A French chef, fine china... and beef!
Every last detail was plotted by a State intent on impressing its American guest, writes Elaine Mahon
'Shrimp cocktail: a teaspoon is used. Seventy four in stock," says a handwritten note in pencil at the top of a cutlery inventory in Iveagh House, home to the Department of External Affairs.
Iveagh House was the chosen venue for the state dinner and reception in honour of JFK which was to be given by Taoiseach Lemass.
This wasn't the first state dinner given in honour of a visiting dignitary. But if ever a meal was a means to convey a host's esteem for a distinguished guest, the evening of June 27 was about to be a shining example.
The precise spot where JFK would disembark from his plane at Dublin Airport or the exact number of minutes that it would take for the motor cavalcade to travel between any two locations were not the only details to be coordinated, counted, measured and chronometered.
There was a flurry of activity in Iveagh House in preparation for the dinner and reception in the weeks beforehand. Lists of the required tableware were drawn up. Glasses, plates, cutlery and tablecloths were counted. Calculations were made as to how many of each would be needed on the night.
The menu as well as the number of guests were yet to be confirmed so lists were estimated "For seventy diners" and "For one hundred diners" or "If two fish courses are served".
Iveagh House and Irish embassies abroad had been supplied with official chinaware and glassware during the fifties. This policy had begun to take shape in the late forties with a view to standardising items across all representations and supporting Irish manufacturers.
By the time JFK's visit came around, the Office of Public Works maintained a stock of tableware from which the Minister for External Affairs kindly requested extra supplies of table linen and cutlery for the state dinner.
Sixty guilt chairs and an extra 12 coffee tables were also needed. Housekeeping noted that the curtains in the main hall might have to be replaced and decided that the hand-tufted carpets should remain in place.
Both caterers, the Russell Hotel and the Civil Service Dining Club, sent sample menus to the Department of External Affairs for consideration. As might be expected, the Russell's menu reflected the cuisine which would see it win Ireland's first Michelin Star a decade later: le foie gras de Strasbourg, consommé double aux profiteroles, Irish lobster timbale, milk-fed Irish lamb.

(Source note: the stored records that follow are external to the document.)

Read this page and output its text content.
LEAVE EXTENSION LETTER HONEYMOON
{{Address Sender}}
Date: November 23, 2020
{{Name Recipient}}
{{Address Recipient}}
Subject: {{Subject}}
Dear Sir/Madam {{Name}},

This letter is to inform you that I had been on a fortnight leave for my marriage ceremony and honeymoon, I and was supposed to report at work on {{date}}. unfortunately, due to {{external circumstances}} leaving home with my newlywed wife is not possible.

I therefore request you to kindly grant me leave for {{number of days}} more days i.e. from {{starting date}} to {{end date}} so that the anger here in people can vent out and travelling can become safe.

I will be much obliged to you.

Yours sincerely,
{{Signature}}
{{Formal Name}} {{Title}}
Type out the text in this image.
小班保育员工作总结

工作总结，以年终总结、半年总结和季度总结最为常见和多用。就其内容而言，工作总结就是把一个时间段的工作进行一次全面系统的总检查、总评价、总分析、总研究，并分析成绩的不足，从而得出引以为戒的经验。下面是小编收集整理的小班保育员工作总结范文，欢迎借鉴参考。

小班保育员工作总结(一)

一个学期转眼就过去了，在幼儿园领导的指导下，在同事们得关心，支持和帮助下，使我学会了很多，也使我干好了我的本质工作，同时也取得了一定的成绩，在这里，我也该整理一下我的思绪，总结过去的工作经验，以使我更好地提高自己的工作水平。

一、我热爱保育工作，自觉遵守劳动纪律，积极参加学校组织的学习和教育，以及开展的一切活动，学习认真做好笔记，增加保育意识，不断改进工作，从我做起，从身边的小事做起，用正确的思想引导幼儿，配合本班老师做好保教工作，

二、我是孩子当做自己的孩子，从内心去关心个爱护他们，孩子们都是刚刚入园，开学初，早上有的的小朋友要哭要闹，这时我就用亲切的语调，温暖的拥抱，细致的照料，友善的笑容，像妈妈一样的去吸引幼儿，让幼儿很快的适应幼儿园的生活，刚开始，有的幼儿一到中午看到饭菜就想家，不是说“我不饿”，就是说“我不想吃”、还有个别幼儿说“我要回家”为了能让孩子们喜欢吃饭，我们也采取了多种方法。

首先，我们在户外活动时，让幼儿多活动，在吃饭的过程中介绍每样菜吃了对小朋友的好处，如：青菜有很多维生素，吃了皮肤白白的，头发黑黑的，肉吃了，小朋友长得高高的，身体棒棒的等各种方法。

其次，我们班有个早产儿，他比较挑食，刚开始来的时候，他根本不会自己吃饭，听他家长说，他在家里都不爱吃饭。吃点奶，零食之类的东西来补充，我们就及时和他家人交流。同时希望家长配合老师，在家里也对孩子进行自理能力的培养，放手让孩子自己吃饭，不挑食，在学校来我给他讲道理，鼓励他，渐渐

Ultimately, and on the advice given by JFK's aides that the President preferred lighter fare, Head Chef Pierre Rolland and his brigade served Irish smoked salmon, consommé, Irish beef with new potatoes and peas followed by strawberries and cream.
The Russell also enjoyed exclusive Irish rights to certain French wines. Two were chosen to accompany the meal: a Château le Tuquet 1959 white and a Le Cortin 1959 red. Both were 'grand crus' and extraordinary vintages according to Mary O'Callaghan, President of the Irish Guild of Sommeliers. Chef Rolland was to present a pastillage replica of the PT boat in which JFK had served during World War Two to the American President that night.
"However," recalls his grandson, Irish rugby referee Alain Rolland, "he fell and was on crutches, so he couldn't present it. My father (Henri Rolland) did the presentation and was given a pin of the ship from JFK."
The guest list for the state dinner was a roll call of the senior echelons of Irish life – 79 people were guests of the Taoiseach and Mrs Lemass that evening. The seating plan was subject to a number of revisions.
The invitations to the reception afterwards were extended to include educational institutions, local authorities, the army, Garda Siochana and various state bodies. 440 guests enjoyed a fork-supper buffet of tomato cocktail, salmon mayonnaise, baked ham, an assortment of salads, and a dessert of strawberries and cream provided by the Civil Service Dining Club that night.
Of the 14 Protocols which were drawn up for JFK's visit, Protocol 5 dictated the schedule for that evening. In keeping with protocol, Taoiseach Lemass proposed a toast to the President of the United States and gave his speech just after dessert was served but before it was eaten. President Kennedy then proposed a toast in return.
A seven piece orchestra entertained diners that night. Music was provided by the Irish Transport and General Workers Union Band and the children's choir from the Loreto Convent National School in Dublin's Leeson Lane marked the occasion in song.
In keeping with Protocol 5, the end of dinner was scheduled for 9.30pm when Mrs Lemass was to rise from the table. The reception guests were then received by the Taoiseach and his wife. President Kennedy joined them afterwards and they mingled with guests for an hour. He then left Iveagh House and returned to the US Ambassador's Residence at around 11pm.